La forclusion prévue à l’article 817, alinéa 2, du Code de procédure civile, qui empêche la partie de contester la sentence pour inexistence, invalidité ou inefficacité de la convention d’arbitrage lorsqu’elle n’a pas soulevé l’incompétence des arbitres dans la première défense suivant l’acceptation, ne s’applique qu’à l’égard de la partie qui a participé à la procédure arbitrale, et non à l’égard de la partie demeurée défaillante, un comportement d’acquiescement substantiel propre à entraîner la compétence arbitrale ne pouvant être déduit de la non-participation à la procédure arbitrale.

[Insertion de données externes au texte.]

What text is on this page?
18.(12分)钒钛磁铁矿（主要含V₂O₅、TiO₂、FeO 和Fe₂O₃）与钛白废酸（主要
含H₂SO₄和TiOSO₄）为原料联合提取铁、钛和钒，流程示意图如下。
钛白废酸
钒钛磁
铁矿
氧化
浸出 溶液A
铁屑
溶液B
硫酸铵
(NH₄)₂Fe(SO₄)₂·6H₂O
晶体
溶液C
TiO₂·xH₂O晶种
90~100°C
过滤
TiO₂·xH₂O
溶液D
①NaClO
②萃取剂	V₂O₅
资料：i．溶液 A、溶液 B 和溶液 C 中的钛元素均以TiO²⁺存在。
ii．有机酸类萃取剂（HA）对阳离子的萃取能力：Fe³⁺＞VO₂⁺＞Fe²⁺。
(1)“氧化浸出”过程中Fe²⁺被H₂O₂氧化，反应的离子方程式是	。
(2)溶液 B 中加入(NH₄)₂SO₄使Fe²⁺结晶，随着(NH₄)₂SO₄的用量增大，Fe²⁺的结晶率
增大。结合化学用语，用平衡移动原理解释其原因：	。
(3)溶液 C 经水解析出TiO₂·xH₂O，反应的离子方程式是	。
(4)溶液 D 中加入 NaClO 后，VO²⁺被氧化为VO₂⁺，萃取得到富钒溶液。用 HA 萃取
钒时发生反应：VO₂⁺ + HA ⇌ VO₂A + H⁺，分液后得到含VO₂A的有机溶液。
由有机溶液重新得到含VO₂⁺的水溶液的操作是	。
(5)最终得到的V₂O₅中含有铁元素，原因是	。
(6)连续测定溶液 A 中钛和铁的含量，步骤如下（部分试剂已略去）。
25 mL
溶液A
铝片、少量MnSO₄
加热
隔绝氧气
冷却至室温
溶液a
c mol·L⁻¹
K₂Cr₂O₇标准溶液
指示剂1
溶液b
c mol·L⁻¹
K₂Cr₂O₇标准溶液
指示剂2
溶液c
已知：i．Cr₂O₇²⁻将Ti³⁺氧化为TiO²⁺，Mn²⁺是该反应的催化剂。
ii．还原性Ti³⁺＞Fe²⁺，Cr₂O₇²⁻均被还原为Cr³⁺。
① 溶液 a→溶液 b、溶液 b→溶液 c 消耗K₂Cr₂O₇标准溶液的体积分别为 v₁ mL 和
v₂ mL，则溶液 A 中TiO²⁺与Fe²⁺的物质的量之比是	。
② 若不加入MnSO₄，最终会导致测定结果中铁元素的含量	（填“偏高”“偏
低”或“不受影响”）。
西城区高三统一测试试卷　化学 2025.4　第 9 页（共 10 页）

La constatation, avec autorité de chose jugée, du caractère apocryphe de la signature apposée sur le contrat contenant la clause compromissoire entraîne l’inexistence de la convention d’arbitrage et détermine la nullité de la sentence en application de l’article 829, alinéa 1, n. 1, du Code de procédure civile.
L’annulation de la sentence arbitrale pour invalidité de la convention d’arbitrage en application de l’article 829, alinéa 1, n. 1, du Code de procédure civile entraîne exclusivement la déclaration de nullité de la sentence, sans que le juge de l’annulation puisse procéder à la décision au fond du litige, le passage de la phase rescindante à la phase rescisoire prévu à l’article 830, alinéa 2, du Code de procédure civile étant limité aux seuls motifs de nullité qui y sont limitativement énumérés.